The Greece as we mentioned earlier is a unique case in the age of empires as it was a centre of great civilization but did not develop into an empire. In this unit we tried to give an overview of around 2000 years of ancient Greece. It is not possible to give details of all aspects of such a great civilization in one Unit. We have, therefore, confined our discussion to some of the salient features of Greek Civilization. In the early phase which is roughly upto c.800
BC we studied the development of Minoan, Mycenaean and Dark Ages.

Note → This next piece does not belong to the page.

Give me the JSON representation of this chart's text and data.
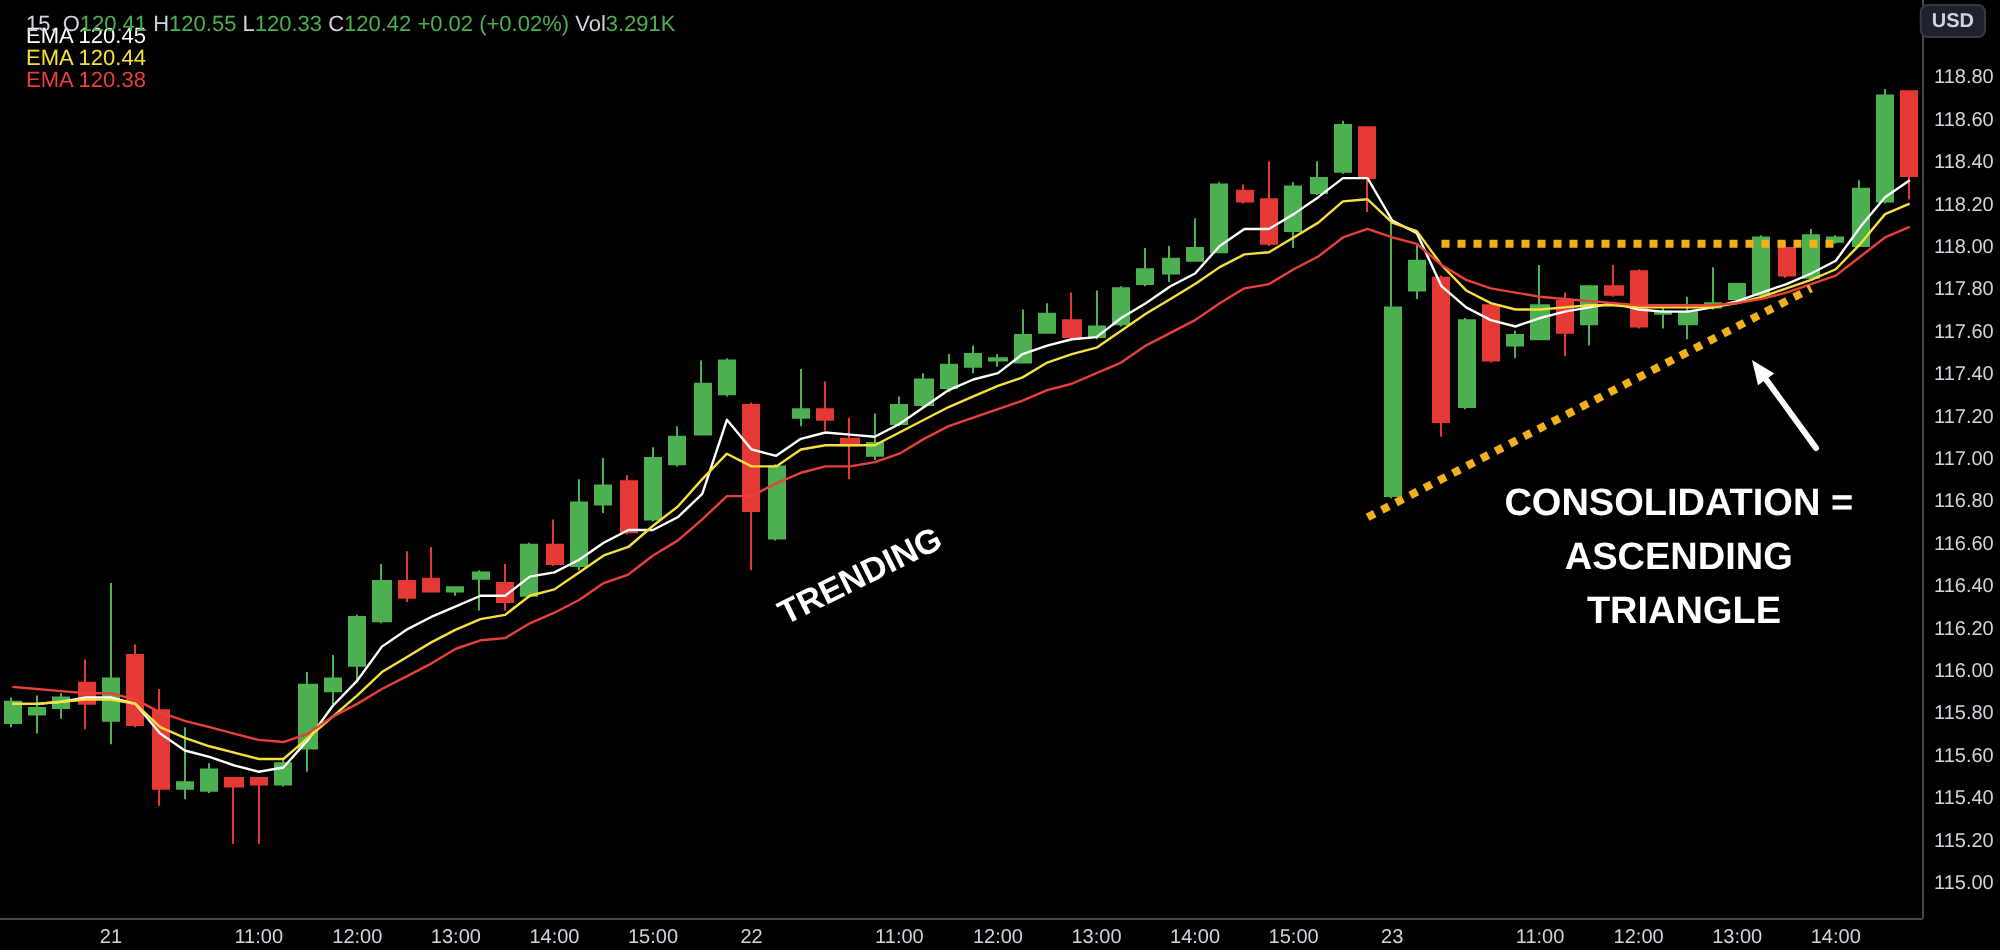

The Archaic and classical periods witnessed some significant social and political developments. Conflict of peasantry and landed aristocracy and subsequent transition to Greek democracy were important changes. The period between
500 BC and 480 BC witnessed regular conflict with Persian empire. As a result attempts were made in Greek states to pool together their resources to face the external aggressions. Confederacy so formed came to be known as Delian League. During classical period democratic political structures got strengthened with the formation of Deme. Extensive use of slave labour in various sectors of production was one of the unique features of Greek history during the classical period. We also provided a brief account of the development of philosophical thought in particular contributions of Herodotus, Socrates, Plato and Aristotle. The end of the classical period of Greek history has been discussed in the last section of the Unit.

12.6 EXERCISES

1) Give a brief account of the early Greek Civilizations.
2) Write 100 words each on:
(i) Iliad and Odyssey (ii) Linear ‘B’ script
3) Discuss in brief the nature of conflict of aristocracy with peasantry and how it culminated in the establishment of democracy.
4) Write brief notes on:
(i) Delian League (ii) Deme
5) What were the main features of the institution of slavery in ancient Greece?
6) Write in 100 words the ideas of ancient Greek philosophers.